My friend specifically asked me to compare this book to John Hick’s 1964 The Existence of God (book 226), which he recently read after I reviewed it. Hick approached existence as a philosopher, whereas Paulos’ arguments are from math and logic. As expected, neither found proof of a scientific nature, but Hick sheds much insight on the failed proof efforts through history. John Allen Paulos’ book is too brief and self-limited to come anywhere close to John Hick’s depth.

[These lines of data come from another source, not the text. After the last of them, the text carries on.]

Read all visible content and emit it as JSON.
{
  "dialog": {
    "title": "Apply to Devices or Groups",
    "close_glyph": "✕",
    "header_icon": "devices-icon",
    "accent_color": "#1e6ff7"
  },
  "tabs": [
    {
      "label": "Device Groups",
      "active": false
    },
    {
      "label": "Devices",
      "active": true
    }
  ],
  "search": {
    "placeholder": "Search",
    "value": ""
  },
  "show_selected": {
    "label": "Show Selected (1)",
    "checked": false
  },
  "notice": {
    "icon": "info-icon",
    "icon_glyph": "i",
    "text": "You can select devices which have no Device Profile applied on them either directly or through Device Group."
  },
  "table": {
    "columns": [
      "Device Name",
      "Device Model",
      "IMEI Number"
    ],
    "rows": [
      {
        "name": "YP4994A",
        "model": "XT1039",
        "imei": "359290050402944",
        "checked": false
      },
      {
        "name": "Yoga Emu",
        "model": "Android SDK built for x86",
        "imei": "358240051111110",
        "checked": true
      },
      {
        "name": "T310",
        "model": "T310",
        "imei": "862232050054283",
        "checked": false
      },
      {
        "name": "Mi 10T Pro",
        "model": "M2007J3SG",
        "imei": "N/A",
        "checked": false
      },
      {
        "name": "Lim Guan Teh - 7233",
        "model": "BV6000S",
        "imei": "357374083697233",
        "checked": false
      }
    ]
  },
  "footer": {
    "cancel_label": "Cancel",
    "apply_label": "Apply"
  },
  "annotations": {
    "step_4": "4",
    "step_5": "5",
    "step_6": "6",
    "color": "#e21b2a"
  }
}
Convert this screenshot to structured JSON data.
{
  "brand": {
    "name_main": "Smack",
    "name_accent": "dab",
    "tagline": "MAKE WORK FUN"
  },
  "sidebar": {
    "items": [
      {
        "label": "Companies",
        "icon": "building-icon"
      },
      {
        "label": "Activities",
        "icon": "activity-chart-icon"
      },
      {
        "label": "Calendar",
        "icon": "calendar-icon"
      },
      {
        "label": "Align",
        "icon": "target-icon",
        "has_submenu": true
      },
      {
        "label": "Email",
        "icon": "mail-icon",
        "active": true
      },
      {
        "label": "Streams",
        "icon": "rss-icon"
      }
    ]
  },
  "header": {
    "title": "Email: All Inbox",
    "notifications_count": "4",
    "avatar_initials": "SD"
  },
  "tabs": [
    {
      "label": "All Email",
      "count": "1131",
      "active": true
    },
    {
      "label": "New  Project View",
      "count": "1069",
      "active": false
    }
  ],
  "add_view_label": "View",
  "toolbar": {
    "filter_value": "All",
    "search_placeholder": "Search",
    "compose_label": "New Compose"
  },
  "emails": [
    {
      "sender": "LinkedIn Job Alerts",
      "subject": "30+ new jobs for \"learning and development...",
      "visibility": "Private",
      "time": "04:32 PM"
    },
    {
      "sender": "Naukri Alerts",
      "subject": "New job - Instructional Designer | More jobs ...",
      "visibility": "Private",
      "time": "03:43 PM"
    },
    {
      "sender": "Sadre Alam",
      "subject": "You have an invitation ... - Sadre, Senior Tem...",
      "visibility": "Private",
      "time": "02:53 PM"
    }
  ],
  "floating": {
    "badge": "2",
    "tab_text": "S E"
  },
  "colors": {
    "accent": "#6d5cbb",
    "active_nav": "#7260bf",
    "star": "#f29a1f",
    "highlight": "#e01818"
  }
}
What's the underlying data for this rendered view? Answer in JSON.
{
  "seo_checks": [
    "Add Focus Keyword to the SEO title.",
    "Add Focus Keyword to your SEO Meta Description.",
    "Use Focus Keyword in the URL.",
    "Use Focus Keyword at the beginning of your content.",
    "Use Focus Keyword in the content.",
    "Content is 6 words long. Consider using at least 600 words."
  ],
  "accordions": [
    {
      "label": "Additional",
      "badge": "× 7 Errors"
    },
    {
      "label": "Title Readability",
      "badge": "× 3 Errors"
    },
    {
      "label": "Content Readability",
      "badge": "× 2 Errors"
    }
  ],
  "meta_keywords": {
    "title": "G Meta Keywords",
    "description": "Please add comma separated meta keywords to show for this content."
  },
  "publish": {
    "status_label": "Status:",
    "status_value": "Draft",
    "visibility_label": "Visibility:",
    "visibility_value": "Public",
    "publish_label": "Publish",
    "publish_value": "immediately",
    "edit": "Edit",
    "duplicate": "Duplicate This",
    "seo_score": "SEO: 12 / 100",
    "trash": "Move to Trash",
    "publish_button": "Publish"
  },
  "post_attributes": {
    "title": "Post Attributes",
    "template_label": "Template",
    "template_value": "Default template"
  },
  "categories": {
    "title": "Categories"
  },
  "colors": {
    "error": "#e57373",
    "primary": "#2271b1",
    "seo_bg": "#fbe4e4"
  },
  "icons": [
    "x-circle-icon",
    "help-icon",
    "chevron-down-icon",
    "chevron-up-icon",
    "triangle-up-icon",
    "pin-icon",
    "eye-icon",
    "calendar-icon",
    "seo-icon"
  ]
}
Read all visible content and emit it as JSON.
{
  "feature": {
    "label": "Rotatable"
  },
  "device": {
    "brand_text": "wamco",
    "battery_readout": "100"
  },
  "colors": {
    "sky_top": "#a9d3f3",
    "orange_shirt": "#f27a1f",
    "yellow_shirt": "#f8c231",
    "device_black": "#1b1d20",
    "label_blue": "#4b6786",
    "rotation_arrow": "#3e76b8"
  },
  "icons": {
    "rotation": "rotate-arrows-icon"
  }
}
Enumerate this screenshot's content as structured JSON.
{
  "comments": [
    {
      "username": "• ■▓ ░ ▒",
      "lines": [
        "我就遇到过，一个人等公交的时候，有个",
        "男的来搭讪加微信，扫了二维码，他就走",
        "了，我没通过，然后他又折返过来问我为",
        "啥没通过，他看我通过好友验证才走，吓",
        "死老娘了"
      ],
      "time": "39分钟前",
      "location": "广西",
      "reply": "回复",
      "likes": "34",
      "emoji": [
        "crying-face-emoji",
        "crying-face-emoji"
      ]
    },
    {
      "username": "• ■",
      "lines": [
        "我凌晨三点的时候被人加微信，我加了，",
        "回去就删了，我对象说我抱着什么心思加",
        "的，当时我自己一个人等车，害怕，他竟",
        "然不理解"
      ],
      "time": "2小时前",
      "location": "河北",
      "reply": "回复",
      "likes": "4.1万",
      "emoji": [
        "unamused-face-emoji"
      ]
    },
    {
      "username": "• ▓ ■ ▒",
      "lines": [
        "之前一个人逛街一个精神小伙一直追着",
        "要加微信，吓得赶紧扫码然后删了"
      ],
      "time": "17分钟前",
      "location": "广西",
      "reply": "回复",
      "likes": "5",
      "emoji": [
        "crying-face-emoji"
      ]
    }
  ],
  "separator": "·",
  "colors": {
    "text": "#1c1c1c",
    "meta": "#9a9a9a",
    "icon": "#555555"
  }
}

Paulos discusses four “classical” arguments – First Cause, Design, the Anthropic Principle, and the Ontological Argument. He then discusses four “subjective” arguments – Coincidence, Prophecy, Subjectivity (Faith, Emptiness and Self), and Interventions. For Subjectivity he seems to me to be like a 2-D Flatlander confronted with a 3-D world he cannot imagine, thus showing he restricts himself to a “scientism” worldview (that only proofs based upon science, reason and logic can be real proofs). He last discusses four “psycho-mathematical” arguments – Redefinition, Cognitive Tendency, Universality, and Gambling. Gambling excepted, this was his unconvincing psychoanalysis of various types of religion-based delusion.

In his last chapter – Atheists, Agnostics, and Brights – Paulos did recognize the term “Bright” as pretentious or worse. [This (to me insulting) new word for atheists is the self-image of very aggressive atheists like Richard Dawkins, Sam Harris or Christopher Hitchens.] I suggest you read John Hick, not Paulos, to study why such “scientism” existence proofs fail to prove or disprove anything. But mature faith does not fail.